New tool launched in fight for ALS cure
Dec. 18, 2010 at 6:18 a.m.
Joan Kagler does all she can to stay busy this time of year.
The 74-year-old started dating again, attended a Christmas party on Tuesday and landed a part-time job at a Victoria antiques shop.
While Kagler copes better than she did in 2007 - the year her longtime husband died of ALS - she struggles still to make sense of a mysterious and deadly disease.
Until now, many researchers felt similarly helpless. They hope a new national registry, launched for the first time three months ago, could lead to better treatments and even a cure.
This optimism, however, begs a cynical question: Why did the country lack a national ALS registry until now?
ALS, or amyotrophic lateral sclerosis, is commonly known as Lou Gehrig's disease. It progressively destroys the brain's and spinal cord's motor neurons, crippling sufferers.
The disease has no known cure and treatments are often ineffective.
The National ALS Registry, launched in October, is the first federal program to collect, manage and analyze widespread data about Americans with the disease - using multiple sources.
The registry includes information from existing Medicare, Veterans Administration and other files, but also gathers data online from current and participating sufferers.
"We hold out a lot of promise for this," said G. David Williamson, a director at the Agency for Toxic Substances and Disease Registry, the federal group that maintains the registry. "Hopefully, the registry will help us determine whether or not we can find a cure."
Although researchers have for years studied ALS and collected data, the focus was typically on specific people - military veterans or athletes, for example. Thus, broad determinations about the disease were virtually impossible.
To complicate the research, no one group collected data from the various studies, reports and doctor's offices. Because of this, scientists don't know how many new cases occur each year.
Estimates suggest 30,000 Americans, mostly men, suffer from the disease today, but that figure is not definitive.
So, why did the country lack a national registry until October? Doctors, after all, diagnosed Lou Gehrig with ALS almost a century ago, and a French neurologist first described the disease in 1869.
No one interviewed for this story could pinpoint one explanation. While opinion varies, most agree:
Because such a small population of the country has ALS, a registry was never a national priority.

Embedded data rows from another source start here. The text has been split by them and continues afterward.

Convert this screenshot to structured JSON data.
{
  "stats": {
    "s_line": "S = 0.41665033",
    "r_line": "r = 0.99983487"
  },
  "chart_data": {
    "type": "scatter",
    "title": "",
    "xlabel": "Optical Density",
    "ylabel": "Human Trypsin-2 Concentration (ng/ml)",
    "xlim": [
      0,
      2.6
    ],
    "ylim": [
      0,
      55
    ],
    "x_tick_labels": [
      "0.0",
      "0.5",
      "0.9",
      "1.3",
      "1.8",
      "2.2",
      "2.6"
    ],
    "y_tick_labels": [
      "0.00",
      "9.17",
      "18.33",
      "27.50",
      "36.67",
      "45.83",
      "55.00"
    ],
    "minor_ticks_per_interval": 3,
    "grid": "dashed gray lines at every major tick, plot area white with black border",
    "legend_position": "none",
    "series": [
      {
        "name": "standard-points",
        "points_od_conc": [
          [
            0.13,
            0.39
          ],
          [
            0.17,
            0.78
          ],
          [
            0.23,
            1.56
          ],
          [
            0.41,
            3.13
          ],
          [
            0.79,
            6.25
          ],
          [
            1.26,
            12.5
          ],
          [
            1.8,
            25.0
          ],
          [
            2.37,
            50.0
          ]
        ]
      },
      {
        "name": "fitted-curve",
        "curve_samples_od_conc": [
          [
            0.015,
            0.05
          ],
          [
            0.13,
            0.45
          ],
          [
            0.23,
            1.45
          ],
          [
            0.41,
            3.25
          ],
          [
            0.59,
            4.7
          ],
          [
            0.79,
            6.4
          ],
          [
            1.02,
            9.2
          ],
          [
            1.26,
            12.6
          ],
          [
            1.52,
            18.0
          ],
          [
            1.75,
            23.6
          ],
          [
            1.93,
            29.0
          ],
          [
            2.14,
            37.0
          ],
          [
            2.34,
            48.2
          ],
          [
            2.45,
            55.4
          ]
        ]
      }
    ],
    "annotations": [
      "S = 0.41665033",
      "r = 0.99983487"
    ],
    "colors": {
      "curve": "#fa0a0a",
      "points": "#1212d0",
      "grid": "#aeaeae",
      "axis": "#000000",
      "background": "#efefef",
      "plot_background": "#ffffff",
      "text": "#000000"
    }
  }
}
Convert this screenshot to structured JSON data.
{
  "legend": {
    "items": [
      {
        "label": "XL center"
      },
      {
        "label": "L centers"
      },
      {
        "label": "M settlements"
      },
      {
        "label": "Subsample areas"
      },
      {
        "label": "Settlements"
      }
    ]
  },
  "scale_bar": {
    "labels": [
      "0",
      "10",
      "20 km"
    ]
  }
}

No independent organization could build the registry because the law forbids private groups from collecting sensitive medical data for these purposes.
Patients live on average two to five years with the disease - and so researchers have only a small window in which to capture data.
The federal government does not require ALS patients to report the disease, as it does with cancer patients. Researchers can only hope current sufferers volunteer to include their information in the registry.
Lucie Bruijn, the chief scientist with the ALS Association, discussed another snag in collecting ALS data. The disease is difficult to diagnose, she said, and thus complicated to track and analyze.
"Even with the registry, it's still a challenge to capture data from all American ALS sufferers," Bruijn, pronounced "Bru-in," said.
Despite these challenges, Bruijn and her colleagues view the registry as a substantial victory in the pursuit of a cure.
The ALS Association and ALS patients began lobbying Congress for the national registry in 2004. Former President George W. Bush signed the ALS Registry Act into law in 2008.
Work to refine the registry and determine its efficacy ensued until its October launch - six years after lobbying efforts began.
Williamson, the registry director, said his office is forbidden from releasing information about the database until it has ample records - about two year's worth, he estimates.
It is unknown, then, how many people the registry includes and what, if any, patterns exist.
The Advocate this week filed a federal Freedom of Information Act request to obtain the database, less records that name sufferers or otherwise broadcast their identity.
Williamson said he's pleased so far with the patient turnout. His office is in the midst of launching a national ad campaign to make doctors and ALS sufferers aware of the online registry.
Patrick Wildman, director of public policy for the ALS Association, emphasized the importance of ALS sufferers contributing to the registry.
"The more info we have about the disease, the better," he said. "Science relies on data."
The registry is bittersweet for Kagler, whose husband of 52 years, Jim Kagler, died a week after being officially diagnosed.
The husband suffered for years without a proper diagnosis, and lost 85 pounds before dying. Had doctors recognized his symptoms, the 73-year-old might have lived his final years in more comfort.
"I wish the registry had been there sooner, of course, but not even I was familiar with the disease until Jim was hit with it," the widow said. "It's just one of those things not many people knew about. People are still searching for answers. If this registry helps, it's better late than never. I just hope people are aware of it."